Anteroom, FAUXX
21 novembre 2025 0 Par Chacha
Aux portes du chaos : un passage obligé vers un futur dystopique
Avec Anteroom, FAUXX franchit un cap et propose un disque d’une densité rare, où l’industriel, le metal moderne et une esthétique cyberpunk s’imbriquent dans un récit sombre. L’album agit comme un sas — une antichambre — entre ce que le groupe a été et ce qu’il s’apprête à devenir. Et dans cet espace liminal, les neuf titres frappent comme autant de visions d’un monde en rupture, où la technologie et l’humain s’entrechoquent sans relâche.
La genèse : un album-cathédrale né du chaos
Écrit durant une période de fragmentation personnelle et collective, Anteroom s’impose comme un disque de transition, un espace liminal – d’où son titre – où l’on fait face à ses spectres avant de franchir un seuil. FAUXX y explore les thèmes de la paranoïa contemporaine, de la surcharge informationnelle, des guerres intimes qui se jouent dans les interstices. On y ressent autant l’urgence que le soin obsessionnel portés aux textures électroniques, aux guitares abrasives et aux rythmiques martiales.
C’est également un album construit sur le contraste : entre abrasion et sensualité sombre, entre lucidité froide et grands élans mélodiques. FAUXX semble y sculpter un espace sonore où les machines se fissurent pour laisser filtrer une humanité libératrice.
Une architecture thématique sombre et viscérale
« Hyperwar » & « Dig » : l’ouverture sous tension
Le disque s’ouvre sur “Hyperwar”, titre-manifeste qui pose immédiatement la grammaire sonore d’Anteroom. Guitares stridentes, pulsations industrielles, voix scandée : un démarrage en mode alarme rouge. Le morceau aborde la guerre totale moderne — informationnelle, psychologique, sécuritaire — et la sensation d’être pris dans un flux impossible à dompter.
“Dig” enchaîne avec un riff compact et une énergie plus organique.
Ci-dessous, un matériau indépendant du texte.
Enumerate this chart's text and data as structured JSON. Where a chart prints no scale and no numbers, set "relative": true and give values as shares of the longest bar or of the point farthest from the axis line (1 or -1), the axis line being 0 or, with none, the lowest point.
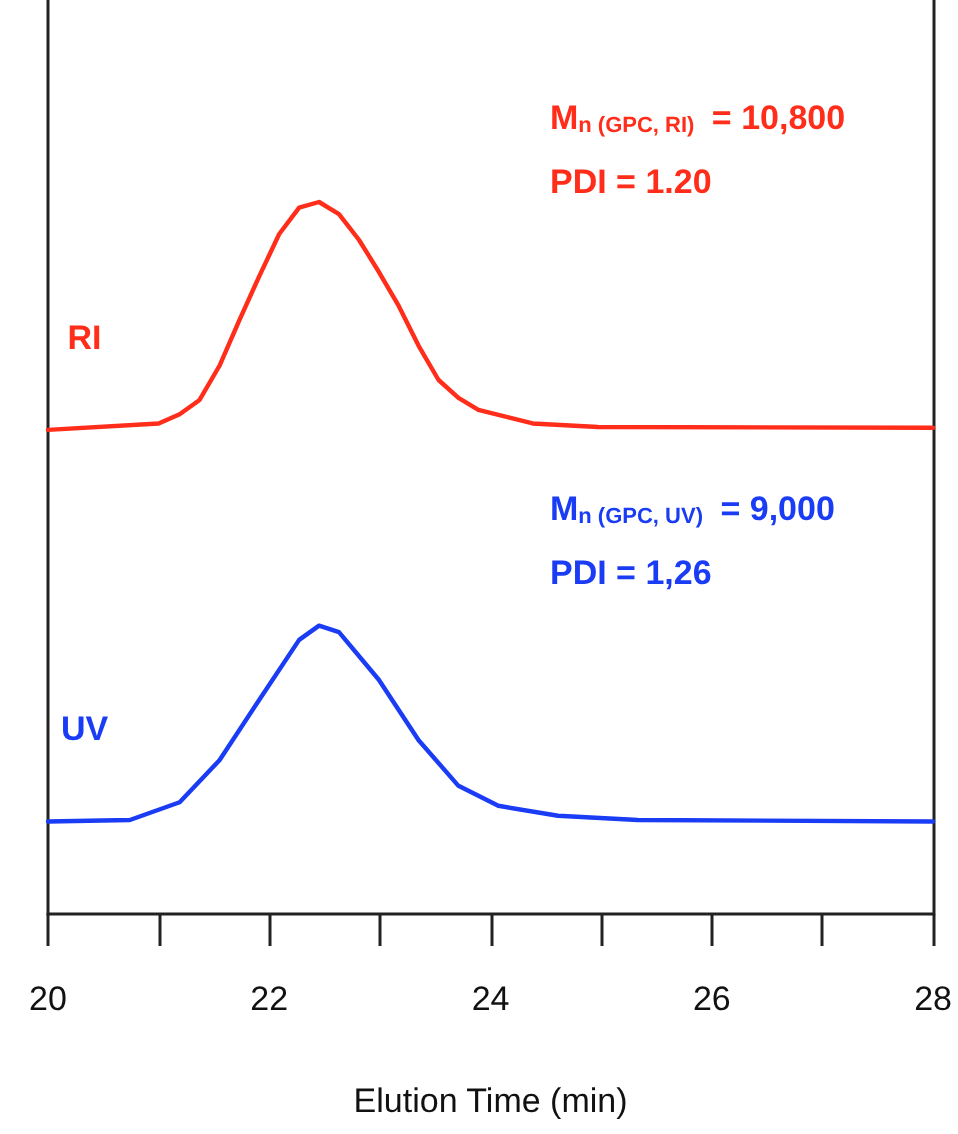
{
  "chart_data": {
    "type": "line",
    "relative": true,
    "xlabel": "Elution Time (min)",
    "xlim": [
      20,
      28
    ],
    "xticks": [
      20,
      {
        "value": 21,
        "label": null
      },
      22,
      {
        "value": 23,
        "label": null
      },
      24,
      {
        "value": 25,
        "label": null
      },
      26,
      {
        "value": 27,
        "label": null
      },
      28
    ],
    "grid": false,
    "legend": false,
    "marker": "none",
    "line_style": "solid",
    "series": [
      {
        "name": "RI",
        "color": "#ff2d1a",
        "x": [
          20,
          21,
          21.19,
          21.37,
          21.55,
          21.73,
          21.91,
          22.09,
          22.27,
          22.45,
          22.63,
          22.81,
          22.99,
          23.17,
          23.35,
          23.53,
          23.71,
          23.89,
          24.38,
          24.97,
          28
        ],
        "values": [
          0.68,
          0.689,
          0.702,
          0.722,
          0.77,
          0.834,
          0.896,
          0.955,
          0.992,
          1,
          0.983,
          0.947,
          0.902,
          0.854,
          0.798,
          0.75,
          0.725,
          0.708,
          0.689,
          0.684,
          0.683
        ]
      },
      {
        "name": "UV",
        "color": "#1a3cf5",
        "x": [
          20,
          20.74,
          21.19,
          21.55,
          21.91,
          22.27,
          22.45,
          22.63,
          22.99,
          23.35,
          23.71,
          24.07,
          24.61,
          25.33,
          28
        ],
        "values": [
          0.13,
          0.132,
          0.157,
          0.216,
          0.301,
          0.385,
          0.405,
          0.396,
          0.329,
          0.244,
          0.18,
          0.152,
          0.138,
          0.132,
          0.13
        ]
      }
    ],
    "annotations": [
      "M$_{n (GPC, RI)}$ = 10,800",
      "PDI = 1.20",
      "M$_{n (GPC, UV)}$ = 9,000",
      "PDI = 1,26"
    ]
  }
}
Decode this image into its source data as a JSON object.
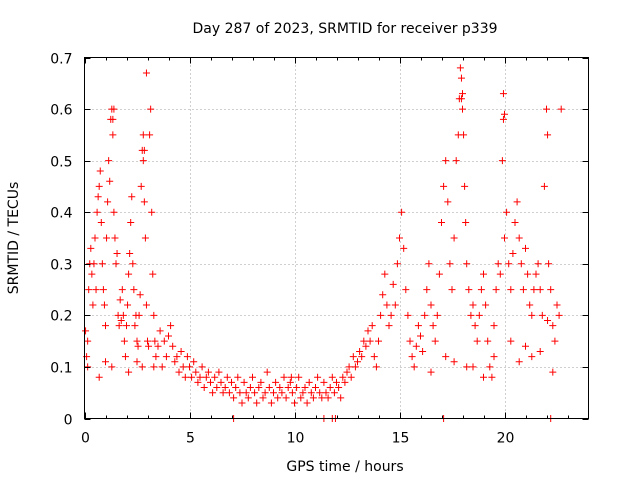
{
  "chart_data": {
    "type": "scatter",
    "title": "Day 287 of 2023, SRMTID for receiver p339",
    "xlabel": "GPS time / hours",
    "ylabel": "SRMTID / TECUs",
    "xlim": [
      0,
      24
    ],
    "ylim": [
      0,
      0.7
    ],
    "xticks": [
      0,
      5,
      10,
      15,
      20
    ],
    "yticks": [
      0,
      0.1,
      0.2,
      0.3,
      0.4,
      0.5,
      0.6,
      0.7
    ],
    "xtick_labels": [
      "0",
      "5",
      "10",
      "15",
      "20"
    ],
    "ytick_labels": [
      "0",
      "0.1",
      "0.2",
      "0.3",
      "0.4",
      "0.5",
      "0.6",
      "0.7"
    ],
    "grid": true,
    "marker": "+",
    "series": [
      {
        "name": "SRMTID",
        "color": "#ff0000",
        "x": [
          0.05,
          0.1,
          0.15,
          0.2,
          0.25,
          0.3,
          0.35,
          0.4,
          0.45,
          0.5,
          0.55,
          0.6,
          0.65,
          0.7,
          0.75,
          0.8,
          0.85,
          0.9,
          0.95,
          1.0,
          1.05,
          1.1,
          1.15,
          1.2,
          1.25,
          1.3,
          1.35,
          1.4,
          1.45,
          1.5,
          1.55,
          1.6,
          1.65,
          1.7,
          1.75,
          1.8,
          1.85,
          1.9,
          1.95,
          2.0,
          2.05,
          2.1,
          2.15,
          2.2,
          2.25,
          2.3,
          2.35,
          2.4,
          2.45,
          2.5,
          2.55,
          2.6,
          2.65,
          2.7,
          2.75,
          2.8,
          2.85,
          2.9,
          2.95,
          3.0,
          3.05,
          3.1,
          3.15,
          3.2,
          3.25,
          3.3,
          3.35,
          3.4,
          3.5,
          3.6,
          3.7,
          3.8,
          3.9,
          4.0,
          4.1,
          4.2,
          4.3,
          4.4,
          4.5,
          4.6,
          4.7,
          4.8,
          4.9,
          5.0,
          5.1,
          5.2,
          5.3,
          5.4,
          5.5,
          5.6,
          5.7,
          5.8,
          5.9,
          6.0,
          6.1,
          6.2,
          6.3,
          6.4,
          6.5,
          6.6,
          6.7,
          6.8,
          6.9,
          7.0,
          7.1,
          7.2,
          7.3,
          7.4,
          7.5,
          7.6,
          7.7,
          7.8,
          7.9,
          8.0,
          8.1,
          8.2,
          8.3,
          8.4,
          8.5,
          8.6,
          8.7,
          8.8,
          8.9,
          9.0,
          9.1,
          9.2,
          9.3,
          9.4,
          9.5,
          9.6,
          9.7,
          9.8,
          9.9,
          10.0,
          10.1,
          10.2,
          10.3,
          10.4,
          10.5,
          10.6,
          10.7,
          10.8,
          10.9,
          11.0,
          11.1,
          11.2,
          11.3,
          11.4,
          11.5,
          11.6,
          11.7,
          11.8,
          11.9,
          12.0,
          12.1,
          12.2,
          12.3,
          12.4,
          12.5,
          12.6,
          12.7,
          12.8,
          12.9,
          13.0,
          13.1,
          13.2,
          13.3,
          13.4,
          13.5,
          13.6,
          13.7,
          13.8,
          13.9,
          14.0,
          14.1,
          14.2,
          14.3,
          14.4,
          14.5,
          14.6,
          14.7,
          14.8,
          14.9,
          15.0,
          15.1,
          15.2,
          15.3,
          15.4,
          15.5,
          15.6,
          15.7,
          15.8,
          15.9,
          16.0,
          16.1,
          16.2,
          16.3,
          16.4,
          16.5,
          16.6,
          16.7,
          16.8,
          16.9,
          17.0,
          17.1,
          17.2,
          17.3,
          17.4,
          17.5,
          17.6,
          17.7,
          17.8,
          17.85,
          17.9,
          17.95,
          18.0,
          18.05,
          18.1,
          18.15,
          18.2,
          18.3,
          18.4,
          18.5,
          18.6,
          18.7,
          18.8,
          18.9,
          19.0,
          19.1,
          19.2,
          19.3,
          19.4,
          19.5,
          19.6,
          19.7,
          19.8,
          19.9,
          19.95,
          20.0,
          20.1,
          20.2,
          20.3,
          20.4,
          20.5,
          20.6,
          20.7,
          20.8,
          20.9,
          21.0,
          21.1,
          21.2,
          21.3,
          21.4,
          21.5,
          21.6,
          21.7,
          21.8,
          21.9,
          22.0,
          22.05,
          22.1,
          22.2,
          22.3,
          22.4,
          22.5,
          22.6,
          22.7,
          1.35,
          1.4,
          2.8,
          2.85,
          2.95,
          17.95,
          18.0,
          19.95,
          20.0,
          22.05,
          9.85,
          0.15,
          0.7,
          1.0,
          1.3,
          2.1,
          2.5,
          2.75,
          3.3,
          16.5,
          17.2,
          17.6,
          18.2,
          18.5,
          19.0,
          19.5,
          20.3,
          20.7,
          21.0,
          21.3,
          21.7,
          22.3,
          7.1,
          11.4,
          11.8,
          11.95,
          17.1,
          22.2
        ],
        "y": [
          0.17,
          0.12,
          0.15,
          0.25,
          0.3,
          0.33,
          0.28,
          0.22,
          0.3,
          0.35,
          0.25,
          0.4,
          0.43,
          0.45,
          0.48,
          0.38,
          0.3,
          0.25,
          0.22,
          0.18,
          0.35,
          0.42,
          0.5,
          0.46,
          0.58,
          0.6,
          0.55,
          0.4,
          0.35,
          0.3,
          0.32,
          0.2,
          0.18,
          0.23,
          0.19,
          0.25,
          0.2,
          0.15,
          0.12,
          0.18,
          0.22,
          0.28,
          0.32,
          0.38,
          0.43,
          0.3,
          0.25,
          0.18,
          0.2,
          0.15,
          0.14,
          0.2,
          0.24,
          0.45,
          0.52,
          0.5,
          0.42,
          0.35,
          0.22,
          0.15,
          0.14,
          0.55,
          0.6,
          0.4,
          0.28,
          0.2,
          0.15,
          0.12,
          0.14,
          0.17,
          0.1,
          0.15,
          0.12,
          0.16,
          0.18,
          0.14,
          0.11,
          0.12,
          0.09,
          0.13,
          0.1,
          0.08,
          0.12,
          0.1,
          0.08,
          0.11,
          0.09,
          0.07,
          0.08,
          0.1,
          0.06,
          0.08,
          0.09,
          0.07,
          0.05,
          0.08,
          0.06,
          0.09,
          0.07,
          0.05,
          0.06,
          0.08,
          0.05,
          0.07,
          0.04,
          0.06,
          0.08,
          0.05,
          0.03,
          0.07,
          0.05,
          0.04,
          0.06,
          0.08,
          0.05,
          0.03,
          0.06,
          0.07,
          0.04,
          0.05,
          0.09,
          0.06,
          0.03,
          0.05,
          0.07,
          0.04,
          0.06,
          0.05,
          0.08,
          0.04,
          0.06,
          0.07,
          0.05,
          0.03,
          0.06,
          0.08,
          0.04,
          0.05,
          0.06,
          0.03,
          0.07,
          0.05,
          0.04,
          0.06,
          0.08,
          0.05,
          0.04,
          0.07,
          0.05,
          0.04,
          0.06,
          0.08,
          0.05,
          0.07,
          0.06,
          0.04,
          0.08,
          0.07,
          0.09,
          0.1,
          0.08,
          0.12,
          0.1,
          0.11,
          0.13,
          0.12,
          0.15,
          0.14,
          0.17,
          0.15,
          0.18,
          0.12,
          0.1,
          0.15,
          0.2,
          0.24,
          0.28,
          0.22,
          0.18,
          0.2,
          0.26,
          0.22,
          0.3,
          0.35,
          0.4,
          0.33,
          0.25,
          0.2,
          0.15,
          0.12,
          0.1,
          0.14,
          0.18,
          0.16,
          0.13,
          0.2,
          0.25,
          0.3,
          0.22,
          0.18,
          0.15,
          0.2,
          0.28,
          0.38,
          0.45,
          0.5,
          0.42,
          0.3,
          0.25,
          0.35,
          0.5,
          0.55,
          0.62,
          0.68,
          0.66,
          0.6,
          0.55,
          0.45,
          0.38,
          0.3,
          0.25,
          0.2,
          0.22,
          0.18,
          0.15,
          0.2,
          0.25,
          0.28,
          0.22,
          0.15,
          0.1,
          0.08,
          0.18,
          0.25,
          0.3,
          0.28,
          0.5,
          0.63,
          0.35,
          0.4,
          0.3,
          0.25,
          0.32,
          0.38,
          0.42,
          0.35,
          0.3,
          0.25,
          0.33,
          0.28,
          0.22,
          0.2,
          0.25,
          0.28,
          0.3,
          0.25,
          0.2,
          0.45,
          0.6,
          0.55,
          0.3,
          0.25,
          0.18,
          0.15,
          0.22,
          0.2,
          0.6,
          0.58,
          0.6,
          0.55,
          0.52,
          0.67,
          0.62,
          0.63,
          0.58,
          0.59,
          0.19,
          0.08,
          0.1,
          0.08,
          0.11,
          0.1,
          0.09,
          0.11,
          0.1,
          0.1,
          0.09,
          0.12,
          0.11,
          0.1,
          0.1,
          0.08,
          0.12,
          0.15,
          0.11,
          0.14,
          0.12,
          0.13,
          0.09,
          0.0,
          0.0,
          0.0,
          0.0,
          0.0,
          0.0
        ]
      }
    ]
  }
}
Le texte creuse (littéralement) l’idée d’aller chercher la vérité sous les couches de mensonges et d’automythification. Musicalement, FAUXX opte pour un mid-tempo lourd, presque sludge, avec un refrain plus aérien qui marque déjà la diversité du disque.
« Sun Of Despair » & « The Revealer » : le cœur émotionnel
Avec “Sun Of Despair”, le groupe s’autorise des nuances plus mélancoliques. Le chant y gagne en ampleur et la progression harmonique installe un climat de déclin magnifique. C’est l’un des morceaux les plus mélodiques du disque, sans sacrifier la tension permanente.
“The Revealer”, avec le featuring de Diego (Karras), introduit une agressivité plus extrême. Les deux voix fusionnent dans une incantation noire, soutenue par des guitares tranchantes et un break quasi chaotique. Le texte évolue autour de la révélation brutale des vérités qu’on préfère ignorer — un thème cher au post-metal contemporain.
Titres phares : abysses numériques et chaos incandescent
« Burnt Velvet Retinas » & « Demiurge Data » : l’esthétique du glitch
Dans “Burnt Velvet Retinas”, FAUXX distille une atmosphère cyberpunk, mélangeant riffs hachés, nappes synthétiques et un groove métallique presque dansant. Le morceau traite de la saturation visuelle moderne, de la consommation compulsive d’images qui brûlent la rétine et anesthésient l’esprit.
“Demiurge Data” pousse encore plus loin la dimension industrielle. Le titre évoque la création d’un “faux dieu” algorithmique qui modèle nos perceptions. Le travail sur les voix — filtrées, compressées, fragmentées — traduit parfaitement ce brouillage identitaire.
Un hommage résolument heavy : « Here Comes The War »
La reprise de New Model Army, “Here Comes The War”, est l’un des moments marquants de l’album. FAUXX modernise le titre, le durcit, lui injecte une noirceur post-apocalyptique tout en respectant l’esprit originel. Un hommage puissant, sans nostalgie poussiéreuse.
« Poison Life » : l’adieu en forme d’uppercut
L’album se clôt sur “Poison Life”, morceau cathartique qui résume les tensions du disque : violence contenue, mélodies poignantes, production ample. Le texte parle d’autodestruction, mais aussi de lucidité — celle qui précède l’émancipation. Une fin brutale et sublime.
Avec Anteroom, FAUXX signe un album ambitieux, intelligent et viscéral, qui conjugue rugosité métallique, atmosphères industrielles et poignées d’émotion à vif. C’est un disque qui se vit autant qu’il s’écoute, une traversée dans un monde où l’urgence brûle chaque seconde. FAUXX confirme ici qu’il n’est pas seulement un nom à suivre, mais déjà un acteur majeur d’une scène rock/metal qui n’a pas peur d’évoluer vers le sombre, le conceptuel et le dérangeant.